Excess Insurer Not Obligated to Indemnify Insured for Defense Costs to Which It Had Not ConsentedFebruary 28, 2014 |
A Delaware trial court has ruled that an excess insurance carrier did not have a duty to indemnify its insured for defense costs to which it had not consented. The court also found that there was no requirement that the insurer had to act reasonably when withholding consent.
Mine Safety Appliances Company (“MSA”) manufactures and sells safety equipment, including heat protection clothing and respirators. Allegedly, at one time, MSA’s respirators were defective and its heat protection clothing contained asbestos. Users of MSA’s safety products filed thousands of actions against MSA, claiming that, as a result of using MSA’s products, they were exposed to asbestos, silica, and coal dust, and suffered injuries.
MSA sought a declaratory judgment that its insurance companies, including American Insurance Company (“AIC”), which had issued excess policies to MSA, were obligated to defend and/or indemnify MSA.
AIC, represented by Rivkin Radler, moved for partial summary judgment, contending that it was not required to provide a defense in connection with the underlying claims against MSA. In response to AIC’s motion, MSA conceded that AIC did not have a duty to defend it.

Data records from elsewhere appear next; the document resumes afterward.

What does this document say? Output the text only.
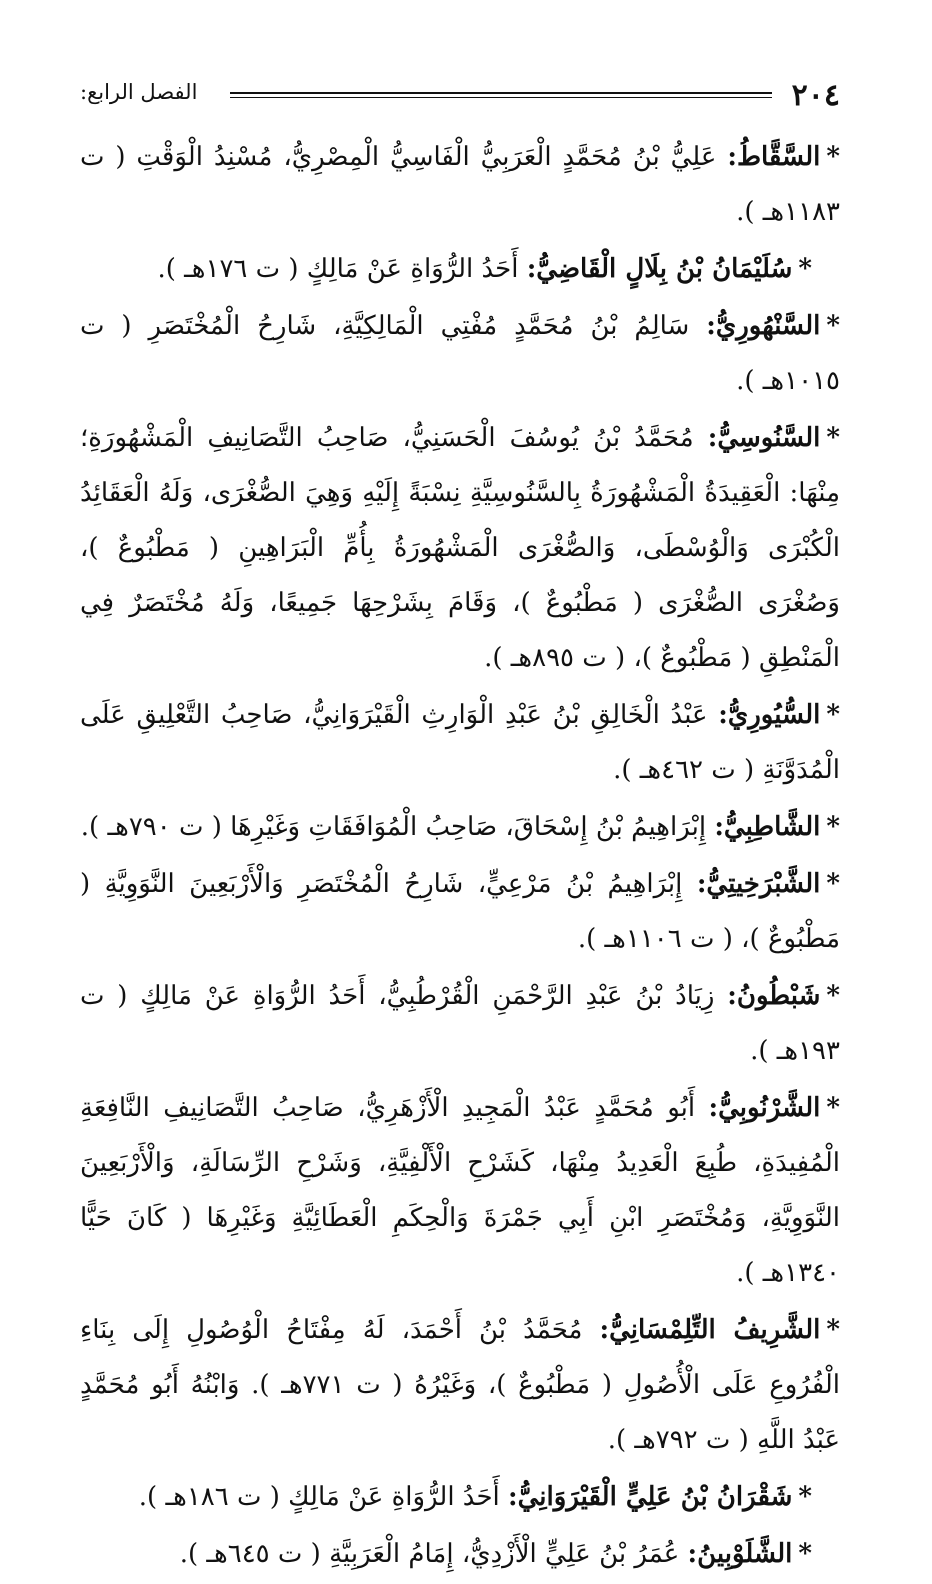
٢٠٤
الفصل الرابع:

*السَّقَّاطُ: عَلِيُّ بْنُ مُحَمَّدٍ الْعَرَبِيُّ الْفَاسِيُّ الْمِصْرِيُّ، مُسْنِدُ الْوَقْتِ ( ت ١١٨٣هـ ).

*سُلَيْمَانُ بْنُ بِلَالٍ الْقَاضِيُّ: أَحَدُ الرُّوَاةِ عَنْ مَالِكٍ ( ت ١٧٦هـ ).

*السَّنْهُورِيُّ: سَالِمُ بْنُ مُحَمَّدٍ مُفْتِي الْمَالِكِيَّةِ، شَارِحُ الْمُخْتَصَرِ ( ت ١٠١٥هـ ).

*السَّنُوسِيُّ: مُحَمَّدُ بْنُ يُوسُفَ الْحَسَنِيُّ، صَاحِبُ التَّصَانِيفِ الْمَشْهُورَةِ؛ مِنْهَا: الْعَقِيدَةُ الْمَشْهُورَةُ بِالسَّنُوسِيَّةِ نِسْبَةً إِلَيْهِ وَهِيَ الصُّغْرَى، وَلَهُ الْعَقَائِدُ الْكُبْرَى وَالْوُسْطَى، وَالصُّغْرَى الْمَشْهُورَةُ بِأُمِّ الْبَرَاهِينِ ( مَطْبُوعٌ )، وَصُغْرَى الصُّغْرَى ( مَطْبُوعٌ )، وَقَامَ بِشَرْحِهَا جَمِيعًا، وَلَهُ مُخْتَصَرٌ فِي الْمَنْطِقِ ( مَطْبُوعٌ )، ( ت ٨٩٥هـ ).

*السُّيُورِيُّ: عَبْدُ الْخَالِقِ بْنُ عَبْدِ الْوَارِثِ الْقَيْرَوَانِيُّ، صَاحِبُ التَّعْلِيقِ عَلَى الْمُدَوَّنَةِ ( ت ٤٦٢هـ ).

*الشَّاطِبِيُّ: إِبْرَاهِيمُ بْنُ إِسْحَاقَ، صَاحِبُ الْمُوَافَقَاتِ وَغَيْرِهَا ( ت ٧٩٠هـ ).

*الشَّبْرَخِيتِيُّ: إِبْرَاهِيمُ بْنُ مَرْعِيٍّ، شَارِحُ الْمُخْتَصَرِ وَالْأَرْبَعِينَ النَّوَوِيَّةِ ( مَطْبُوعٌ )، ( ت ١١٠٦هـ ).

*شَبْطُونُ: زِيَادُ بْنُ عَبْدِ الرَّحْمَنِ الْقُرْطُبِيُّ، أَحَدُ الرُّوَاةِ عَنْ مَالِكٍ ( ت ١٩٣هـ ).

*الشَّرْنُوبِيُّ: أَبُو مُحَمَّدٍ عَبْدُ الْمَجِيدِ الْأَزْهَرِيُّ، صَاحِبُ التَّصَانِيفِ النَّافِعَةِ الْمُفِيدَةِ، طُبِعَ الْعَدِيدُ مِنْهَا، كَشَرْحِ الْأَلْفِيَّةِ، وَشَرْحِ الرِّسَالَةِ، وَالْأَرْبَعِينَ النَّوَوِيَّةِ، وَمُخْتَصَرِ ابْنِ أَبِي جَمْرَةَ وَالْحِكَمِ الْعَطَائِيَّةِ وَغَيْرِهَا ( كَانَ حَيًّا ١٣٤٠هـ ).

*الشَّرِيفُ التِّلِمْسَانِيُّ: مُحَمَّدُ بْنُ أَحْمَدَ، لَهُ مِفْتَاحُ الْوُصُولِ إِلَى بِنَاءِ الْفُرُوعِ عَلَى الْأُصُولِ ( مَطْبُوعٌ )، وَغَيْرُهُ ( ت ٧٧١هـ ). وَابْنُهُ أَبُو مُحَمَّدٍ عَبْدُ اللَّهِ ( ت ٧٩٢هـ ).

*شَقْرَانُ بْنُ عَلِيٍّ الْقَيْرَوَانِيُّ: أَحَدُ الرُّوَاةِ عَنْ مَالِكٍ ( ت ١٨٦هـ ).

*الشَّلَوْبِينُ: عُمَرُ بْنُ عَلِيٍّ الْأَزْدِيُّ، إِمَامُ الْعَرَبِيَّةِ ( ت ٦٤٥هـ ).
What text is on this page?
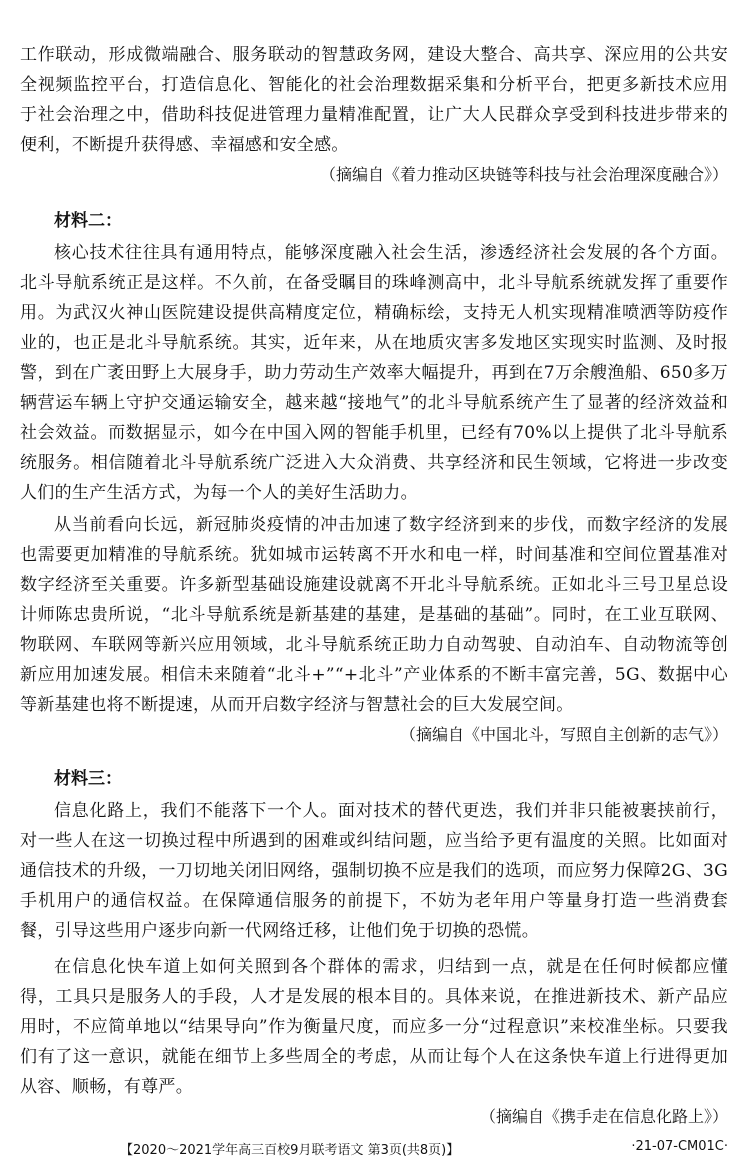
工作联动，形成微端融合、服务联动的智慧政务网，建设大整合、高共享、深应用的公共安全视频监控平台，打造信息化、智能化的社会治理数据采集和分析平台，把更多新技术应用于社会治理之中，借助科技促进管理力量精准配置，让广大人民群众享受到科技进步带来的便利，不断提升获得感、幸福感和安全感。

（摘编自《着力推动区块链等科技与社会治理深度融合》）

材料二：

核心技术往往具有通用特点，能够深度融入社会生活，渗透经济社会发展的各个方面。北斗导航系统正是这样。不久前，在备受瞩目的珠峰测高中，北斗导航系统就发挥了重要作用。为武汉火神山医院建设提供高精度定位，精确标绘，支持无人机实现精准喷洒等防疫作业的，也正是北斗导航系统。其实，近年来，从在地质灾害多发地区实现实时监测、及时报警，到在广袤田野上大展身手，助力劳动生产效率大幅提升，再到在7万余艘渔船、650多万辆营运车辆上守护交通运输安全，越来越“接地气”的北斗导航系统产生了显著的经济效益和社会效益。而数据显示，如今在中国入网的智能手机里，已经有70%以上提供了北斗导航系统服务。相信随着北斗导航系统广泛进入大众消费、共享经济和民生领域，它将进一步改变人们的生产生活方式，为每一个人的美好生活助力。

从当前看向长远，新冠肺炎疫情的冲击加速了数字经济到来的步伐，而数字经济的发展也需要更加精准的导航系统。犹如城市运转离不开水和电一样，时间基准和空间位置基准对数字经济至关重要。许多新型基础设施建设就离不开北斗导航系统。正如北斗三号卫星总设计师陈忠贵所说，“北斗导航系统是新基建的基建，是基础的基础”。同时，在工业互联网、物联网、车联网等新兴应用领域，北斗导航系统正助力自动驾驶、自动泊车、自动物流等创新应用加速发展。相信未来随着“北斗+”“+北斗”产业体系的不断丰富完善，5G、数据中心等新基建也将不断提速，从而开启数字经济与智慧社会的巨大发展空间。

（摘编自《中国北斗，写照自主创新的志气》）

材料三：

信息化路上，我们不能落下一个人。面对技术的替代更迭，我们并非只能被裹挟前行，对一些人在这一切换过程中所遇到的困难或纠结问题，应当给予更有温度的关照。比如面对通信技术的升级，一刀切地关闭旧网络，强制切换不应是我们的选项，而应努力保障2G、3G手机用户的通信权益。在保障通信服务的前提下，不妨为老年用户等量身打造一些消费套餐，引导这些用户逐步向新一代网络迁移，让他们免于切换的恐慌。

在信息化快车道上如何关照到各个群体的需求，归结到一点，就是在任何时候都应懂得，工具只是服务人的手段，人才是发展的根本目的。具体来说，在推进新技术、新产品应用时，不应简单地以“结果导向”作为衡量尺度，而应多一分“过程意识”来校准坐标。只要我们有了这一意识，就能在细节上多些周全的考虑，从而让每个人在这条快车道上行进得更加从容、顺畅，有尊严。

（摘编自《携手走在信息化路上》）

【2020～2021学年高三百校9月联考语文 第3页(共8页)】	·21-07-CM01C·
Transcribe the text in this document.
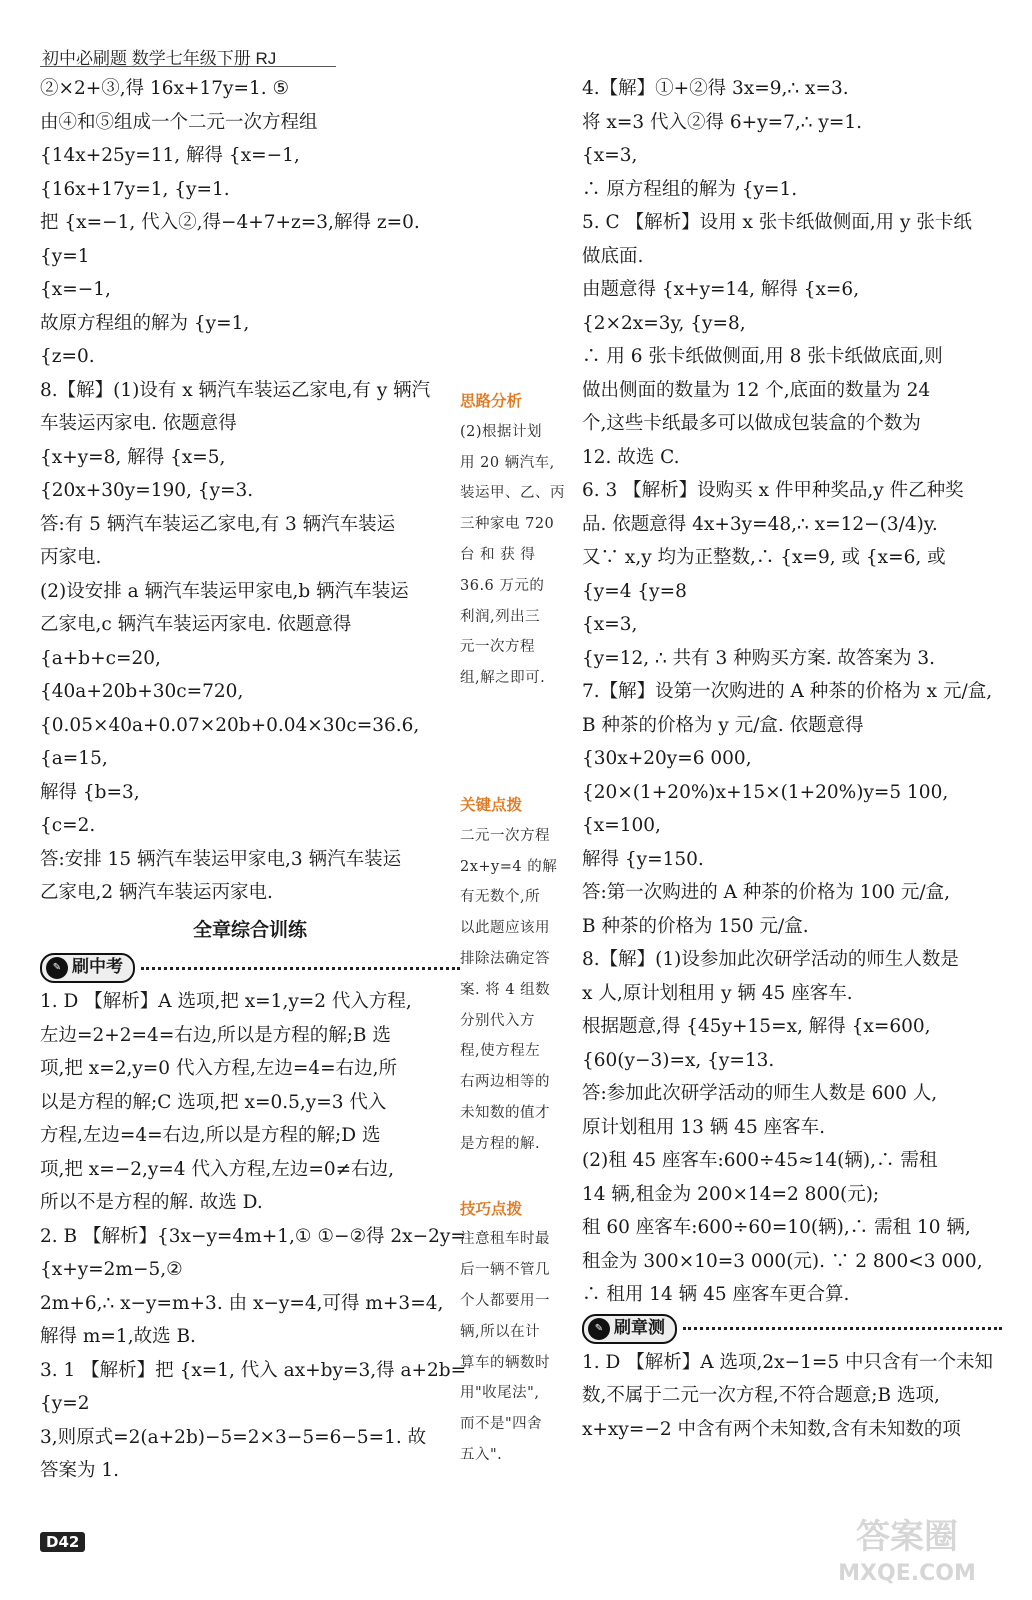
初中必刷题 数学七年级下册 RJ
②×2+③,得 16x+17y=1. ⑤
由④和⑤组成一个二元一次方程组
{14x+25y=11, 解得 {x=−1,
{16x+17y=1, {y=1.
把 {x=−1, 代入②,得−4+7+z=3,解得 z=0.
{y=1
{x=−1,
故原方程组的解为 {y=1,
{z=0.
8.【解】(1)设有 x 辆汽车装运乙家电,有 y 辆汽
车装运丙家电. 依题意得
{x+y=8, 解得 {x=5,
{20x+30y=190, {y=3.
答:有 5 辆汽车装运乙家电,有 3 辆汽车装运
丙家电.
(2)设安排 a 辆汽车装运甲家电,b 辆汽车装运
乙家电,c 辆汽车装运丙家电. 依题意得
{a+b+c=20,
{40a+20b+30c=720,
{0.05×40a+0.07×20b+0.04×30c=36.6,
{a=15,
解得 {b=3,
{c=2.
答:安排 15 辆汽车装运甲家电,3 辆汽车装运
乙家电,2 辆汽车装运丙家电.
全章综合训练
✎ 刷中考
1. D 【解析】A 选项,把 x=1,y=2 代入方程,
左边=2+2=4=右边,所以是方程的解;B 选
项,把 x=2,y=0 代入方程,左边=4=右边,所
以是方程的解;C 选项,把 x=0.5,y=3 代入
方程,左边=4=右边,所以是方程的解;D 选
项,把 x=−2,y=4 代入方程,左边=0≠右边,
所以不是方程的解. 故选 D.
2. B 【解析】{3x−y=4m+1,① ①−②得 2x−2y=
{x+y=2m−5,②
2m+6,∴ x−y=m+3. 由 x−y=4,可得 m+3=4,
解得 m=1,故选 B.
3. 1 【解析】把 {x=1, 代入 ax+by=3,得 a+2b=
{y=2
3,则原式=2(a+2b)−5=2×3−5=6−5=1. 故
答案为 1.
思路分析
(2)根据计划
用 20 辆汽车,
装运甲、乙、丙
三种家电 720
台 和 获 得
36.6 万元的
利润,列出三
元一次方程
组,解之即可.
关键点拨
二元一次方程
2x+y=4 的解
有无数个,所
以此题应该用
排除法确定答
案. 将 4 组数
分别代入方
程,使方程左
右两边相等的
未知数的值才
是方程的解.
技巧点拨
注意租车时最
后一辆不管几
个人都要用一
辆,所以在计
算车的辆数时
用"收尾法",
而不是"四舍
五入".
4.【解】①+②得 3x=9,∴ x=3.
将 x=3 代入②得 6+y=7,∴ y=1.
{x=3,
∴ 原方程组的解为 {y=1.
5. C 【解析】设用 x 张卡纸做侧面,用 y 张卡纸
做底面.
由题意得 {x+y=14, 解得 {x=6,
{2×2x=3y, {y=8,
∴ 用 6 张卡纸做侧面,用 8 张卡纸做底面,则
做出侧面的数量为 12 个,底面的数量为 24
个,这些卡纸最多可以做成包装盒的个数为
12. 故选 C.
6. 3 【解析】设购买 x 件甲种奖品,y 件乙种奖
品. 依题意得 4x+3y=48,∴ x=12−(3/4)y.
又∵ x,y 均为正整数,∴ {x=9, 或 {x=6, 或
{y=4 {y=8
{x=3,
{y=12, ∴ 共有 3 种购买方案. 故答案为 3.
7.【解】设第一次购进的 A 种茶的价格为 x 元/盒,
B 种茶的价格为 y 元/盒. 依题意得
{30x+20y=6 000,
{20×(1+20%)x+15×(1+20%)y=5 100,
{x=100,
解得 {y=150.
答:第一次购进的 A 种茶的价格为 100 元/盒,
B 种茶的价格为 150 元/盒.
8.【解】(1)设参加此次研学活动的师生人数是
x 人,原计划租用 y 辆 45 座客车.
根据题意,得 {45y+15=x, 解得 {x=600,
{60(y−3)=x, {y=13.
答:参加此次研学活动的师生人数是 600 人,
原计划租用 13 辆 45 座客车.
(2)租 45 座客车:600÷45≈14(辆),∴ 需租
14 辆,租金为 200×14=2 800(元);
租 60 座客车:600÷60=10(辆),∴ 需租 10 辆,
租金为 300×10=3 000(元). ∵ 2 800<3 000,
∴ 租用 14 辆 45 座客车更合算.
✎ 刷章测
1. D 【解析】A 选项,2x−1=5 中只含有一个未知
数,不属于二元一次方程,不符合题意;B 选项,
x+xy=−2 中含有两个未知数,含有未知数的项
D42	答案圈
MXQE.COM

AIC also asserted that it had no duty to indemnify MSA for defense costs unless the costs were incurred with AIC’s consent, adding that it had not consented to MSA incurring defense costs. AIC referenced the policy language in 10 out of the 11 policies it had issued to MSA, which provided that AIC agreed to “indemnify the Insured for the Insured’s ultimate net loss,” and which defined “ultimate net loss” without including defense costs. In the remaining policy, AIC agreed to pay “costs covered by its policy which are incidental thereto.” That policy separately defined “costs” as “interests on all judgments, investigation, adjustment and legal expenses excluding all expenses for salaried employees and retained counsel and all office expenses of the insured.” AIC argued that the exclusion for all expenses of retained counsel established that this policy did not cover defense costs.
The Court’s Decision
The court granted AIC’s motion.
In its decision, the court found that because the policies’ terms were “clear and unambiguous” it would not consider extrinsic evidence, such as expert testimony on “custom and usage.”
It then found that the term “ultimate net loss” did not include indemnification of defense costs. According to the court, the policies did not create a duty that AIC indemnify MSA for defense costs but only required AIC to pay the defense costs to which it had consented. Moreover, the court rejected MSA’s argument that AIC was obligated to be reasonable when deciding whether or not to consent.
Accordingly, the court concluded that because AIC had not consented to pay any defense costs, it would not read that duty into the policies.
The case is Mine Safety Appliances Co. v. AIU Ins. Co., No. N10C-07-241 MMJ CCLD (Del. Super. Ct. Jan. 21, 2014).